Here’s a video that will show you how to edit down the videos:
Would you like the step-by-step instructions for how to edit down a video to use for video modeling? Click this button to download my free PDF guide to creating video modeling videos:
How to Use Video Modeling in Instruction
Once you get your video done, it’s time to show it to the child.
Step One: Show the Video at a Different Time
Show the child the video during a low-stress time that is not near the time that you want the target skill to occur. Show the video and then talk to the child about what happened in the video. Have the child watch the video as many times as he wants. Show the video to him several different times (different days) before attempting the actual routine with it.

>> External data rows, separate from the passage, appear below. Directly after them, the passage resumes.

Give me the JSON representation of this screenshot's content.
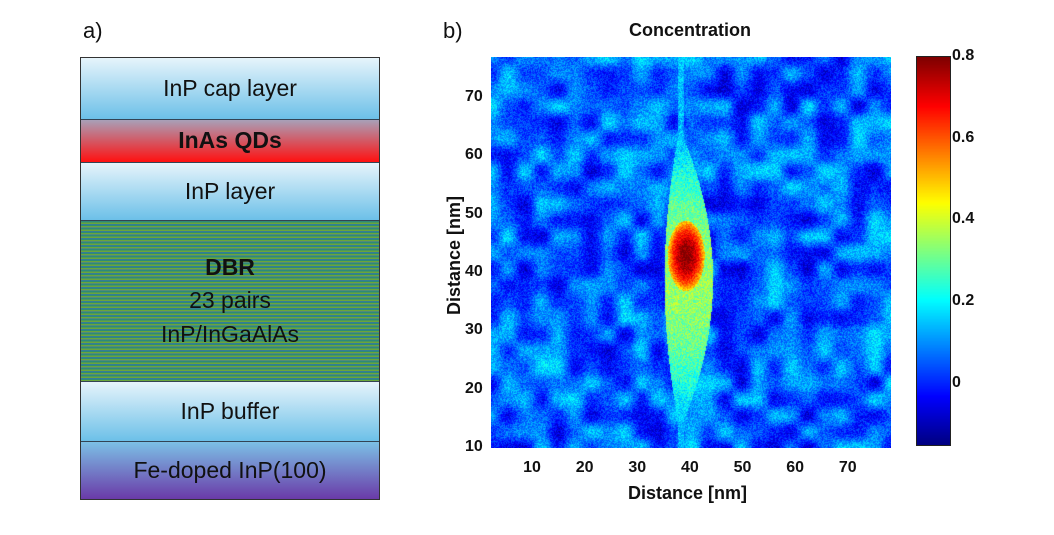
{
  "panel_a": {
    "label": "a)",
    "layers": [
      {
        "lines": [
          "InP cap layer"
        ]
      },
      {
        "lines": [
          "InAs QDs"
        ]
      },
      {
        "lines": [
          "InP layer"
        ]
      },
      {
        "lines": [
          "DBR",
          "23 pairs",
          "InP/InGaAlAs"
        ]
      },
      {
        "lines": [
          "InP buffer"
        ]
      },
      {
        "lines": [
          "Fe-doped InP(100)"
        ]
      }
    ]
  },
  "panel_b": {
    "label": "b)"
  },
  "chart_data": {
    "type": "heatmap",
    "title": "Concentration",
    "xlabel": "Distance [nm]",
    "ylabel": "Distance [nm]",
    "xlim": [
      2,
      78
    ],
    "ylim": [
      10,
      77
    ],
    "xticks": [
      "10",
      "20",
      "30",
      "40",
      "50",
      "60",
      "70"
    ],
    "yticks": [
      "10",
      "20",
      "30",
      "40",
      "50",
      "60",
      "70"
    ],
    "colormap": "jet",
    "colorbar": {
      "range": [
        -0.15,
        0.8
      ],
      "ticks": [
        "0",
        "0.2",
        "0.4",
        "0.6",
        "0.8"
      ]
    },
    "background_level": 0.05,
    "features": {
      "streak": {
        "x_center": 39,
        "y_range": [
          15,
          63
        ],
        "max_half_width": 4,
        "value": 0.35
      },
      "hotspot": {
        "x": 39,
        "y": 43,
        "value": 0.8
      }
    },
    "grid": false
  }
}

Step Two: Show the Video Right Before the Expected Behavior
Once the child is familiar with the video, you’ll want to try to use it to make that actual routine or activity go smoothly. Show the child the video right before you are going to expect him to do it. For example, if the video is about getting the child off the bus, you will get on the bus with the video and show him the video before you unbuckle him.
Step Three: Show the Video While the Child is Doing the Behavior
As soon as you’ve shown the video to the child, tell him that it’s time to do what he saw in the video. Help him go through the steps just as they were presented in the video. If it’s at all possible, let him watch the video of him doing the skill while he’s actually doing it. In our example above, this would look like you holding the iPad with the video playing in front of him as he walks down the hallway toward his classroom.
Step Four: Reinforce and Practice!
Reinforce any success that the child had during the activity and then practice, practice, practice. You will want to have the child continue watching the video multiple times per day as well as right before and during the activity. Keep doing this until the child can complete the behavior successfully.
There you have it! That’s all the steps to use video modeling. Just like any therapy technique, this isn’t guaranteed to work for every child and on every behavior, but it’s definitely a great tool to try, especially if you have a low functioning kiddo who isn’t responding well to more traditional instruction.